A group who believe they are exempt from New Zealand law managed to gain access to the Prime Minister's floor at Parliament using fake identification, according to a police intelligence presentation.
The police powerpoint presentation, released to Stuff under the Official Information Act, said members of sovereign citizens group Mauri Nation used fake ID to reach the Prime Minister's floor at Parliament.
The presentation from the Police Security Intelligence and Threats Group in November last year, does not say whether the Prime Minister - then Jacinda Ardern - was present.
It said the group served documents to parliamentary staff. The group confirmed to Stuff that members had gone to the Prime Minister's floor in December 2020 but denied using fake ID to do so.
Police referred questions on the incident to the Parliamentary Service but its chief executive Rafael Gonzalez-Montero said the service could not comment on matters relating to security.
Members of the same group, who claim to be the rightful successors of Aotearoa and believe New Zealand to be run by an imposter business entity, also used fake identification to bypass security at Government House, police said.
In response to Stuff questions, a Department of the Prime Minister and Cabinet spokesperson said on 22 December 2020, members of the group arrived at Government House misrepresenting who they were.
They were briefly admitted to the grounds, before being escorted off site, and police were notified.
The spokesperson said at no time did the group gain access to Government House, and the governor-general was not in residence.

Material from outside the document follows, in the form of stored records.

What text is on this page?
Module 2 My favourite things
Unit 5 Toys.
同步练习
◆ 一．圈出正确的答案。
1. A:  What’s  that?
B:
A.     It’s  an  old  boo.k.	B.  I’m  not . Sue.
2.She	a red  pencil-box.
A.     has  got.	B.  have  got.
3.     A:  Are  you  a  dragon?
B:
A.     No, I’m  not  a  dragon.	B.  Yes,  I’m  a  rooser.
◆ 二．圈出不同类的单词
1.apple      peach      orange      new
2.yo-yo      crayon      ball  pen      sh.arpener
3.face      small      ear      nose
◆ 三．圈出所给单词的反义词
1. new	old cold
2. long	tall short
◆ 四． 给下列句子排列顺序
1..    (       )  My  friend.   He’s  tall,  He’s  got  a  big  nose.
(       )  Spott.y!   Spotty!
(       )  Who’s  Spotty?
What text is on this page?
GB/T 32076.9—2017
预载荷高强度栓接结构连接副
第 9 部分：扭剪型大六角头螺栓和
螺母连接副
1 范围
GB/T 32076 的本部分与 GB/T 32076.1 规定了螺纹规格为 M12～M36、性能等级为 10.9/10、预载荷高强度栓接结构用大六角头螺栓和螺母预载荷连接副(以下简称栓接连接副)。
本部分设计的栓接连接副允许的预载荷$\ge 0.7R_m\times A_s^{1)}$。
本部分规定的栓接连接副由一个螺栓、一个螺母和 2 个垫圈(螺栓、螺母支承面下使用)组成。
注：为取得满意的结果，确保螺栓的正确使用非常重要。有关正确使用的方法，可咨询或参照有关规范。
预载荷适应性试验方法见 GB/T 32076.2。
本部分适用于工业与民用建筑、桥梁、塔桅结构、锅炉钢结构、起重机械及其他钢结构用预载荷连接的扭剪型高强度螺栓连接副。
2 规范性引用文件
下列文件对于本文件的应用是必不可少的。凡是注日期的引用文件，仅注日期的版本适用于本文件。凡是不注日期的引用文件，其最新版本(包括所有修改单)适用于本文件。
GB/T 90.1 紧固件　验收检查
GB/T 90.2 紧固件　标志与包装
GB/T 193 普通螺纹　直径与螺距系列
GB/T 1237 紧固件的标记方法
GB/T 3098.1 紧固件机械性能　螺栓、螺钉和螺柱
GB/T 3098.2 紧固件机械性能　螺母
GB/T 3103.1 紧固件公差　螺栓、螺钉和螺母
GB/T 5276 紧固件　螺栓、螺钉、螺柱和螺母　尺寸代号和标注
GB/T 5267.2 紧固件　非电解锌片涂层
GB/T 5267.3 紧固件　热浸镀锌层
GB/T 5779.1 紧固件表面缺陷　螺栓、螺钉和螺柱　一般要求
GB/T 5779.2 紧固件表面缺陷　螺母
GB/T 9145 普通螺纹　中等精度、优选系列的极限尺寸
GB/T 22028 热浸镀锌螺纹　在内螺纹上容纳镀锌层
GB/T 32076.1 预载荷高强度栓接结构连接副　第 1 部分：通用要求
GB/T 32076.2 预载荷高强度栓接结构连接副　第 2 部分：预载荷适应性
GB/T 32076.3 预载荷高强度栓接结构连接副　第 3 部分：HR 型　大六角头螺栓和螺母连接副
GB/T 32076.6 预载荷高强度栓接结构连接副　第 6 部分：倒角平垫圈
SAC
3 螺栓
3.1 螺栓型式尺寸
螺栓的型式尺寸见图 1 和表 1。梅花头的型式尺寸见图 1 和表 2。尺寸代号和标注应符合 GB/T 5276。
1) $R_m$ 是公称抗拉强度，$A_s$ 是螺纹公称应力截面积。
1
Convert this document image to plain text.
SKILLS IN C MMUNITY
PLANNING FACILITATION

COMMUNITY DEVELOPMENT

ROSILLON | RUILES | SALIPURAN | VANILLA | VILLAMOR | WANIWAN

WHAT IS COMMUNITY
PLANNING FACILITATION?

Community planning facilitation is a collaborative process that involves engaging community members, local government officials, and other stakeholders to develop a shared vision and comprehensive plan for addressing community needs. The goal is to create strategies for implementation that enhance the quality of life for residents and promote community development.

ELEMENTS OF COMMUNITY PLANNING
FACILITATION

"Government House is confident the appropriate security protocols are in place."
Through the Crown of the Mauri Nation website, Stuff was referred to a woman called Lady Crown Turikatuku III, who said she was the Sovereign Crown of the Mauri Nation.
Turikatuku III, speaking from Australia, said the documents were a "royal decree" and were served by a group of people to the Prime Minister's personal assistant, the Treasury solicitor, and the secretary to the governor-general on 22 December 2020.
She denied using fake ID and said the group simply presented themselves as men and women.
"There's no threat, it's just serving them," she said.
Turikatuku III said she was served a trespass notice and final orders.
Sovereign citizens, known as SovCits, are a movement of who broadly believe the New Zealand government is illegitimate, and consider themselves exempt from the law.
Equipped with pseudo-legal information rooted in historical laws and principles like the Magna Carta, SovCits have provided government departments with extensive paperwork to try and evade their legal obligations.
The Crown of the Mauri Nation website says it is "the highest authority in Aotearoha/Aotearoa/Nu Tireni/geographical Land Mass New Zealand". It lists offices in Waipu, Northland and in Parramatta, New South Wales.
The police document also revealed that 880 people had sent "unwanted" paper correspondence to government ministers or police.
It said that the last four years, 1270 individuals have shown indications of holding Sov Cit beliefs, and 130 people demonstrated SovCit beliefs during vehicle stops.
Pseudolaw expert Dr Stephen Young, an associate professor of law at the University of Otago, said SovCits serving documents on local and central government was concerning, but in some ways was "par for the course".
"There's a big movement among them to dissociate from the state, to say that they're not subject to the state, so they'll use other types of documentation."
"So from the state's perspective, this could be fake identification. But for them, they believe it's identification for some other state or for some other nation that they belong to."
SovCits would serve notices, affidavits, and what they called self-executing contracts on government to say 'I'm no longer subject to you', he said.
"This is something that's going to show that I'm already separate from the government and if you continue to enforce the law against me, then you're in breach of our law, and we're going to charge you millions of dollars, or at more extreme levels, there could be death threats."
While he was unfamiliar with Mauri Nation, Young said sometimes indigenous activists were finding SovCit ideas and working with them, while in other cases SovCits were appropriating indigenous sovereignty and indigenous movements for themselves.
SovCits might make "entirely fraudulent claims" that they had authority from an iwi or a tribe.
Young said from talking to people in the police and in government, they were aware of the threats that SovCits posed, and were taking steps to mitigate that as much as possible.
"But it's also important probably not to overstate the threat. In some sense, we don't really have any evidence here that they're dangerous like they are in the US."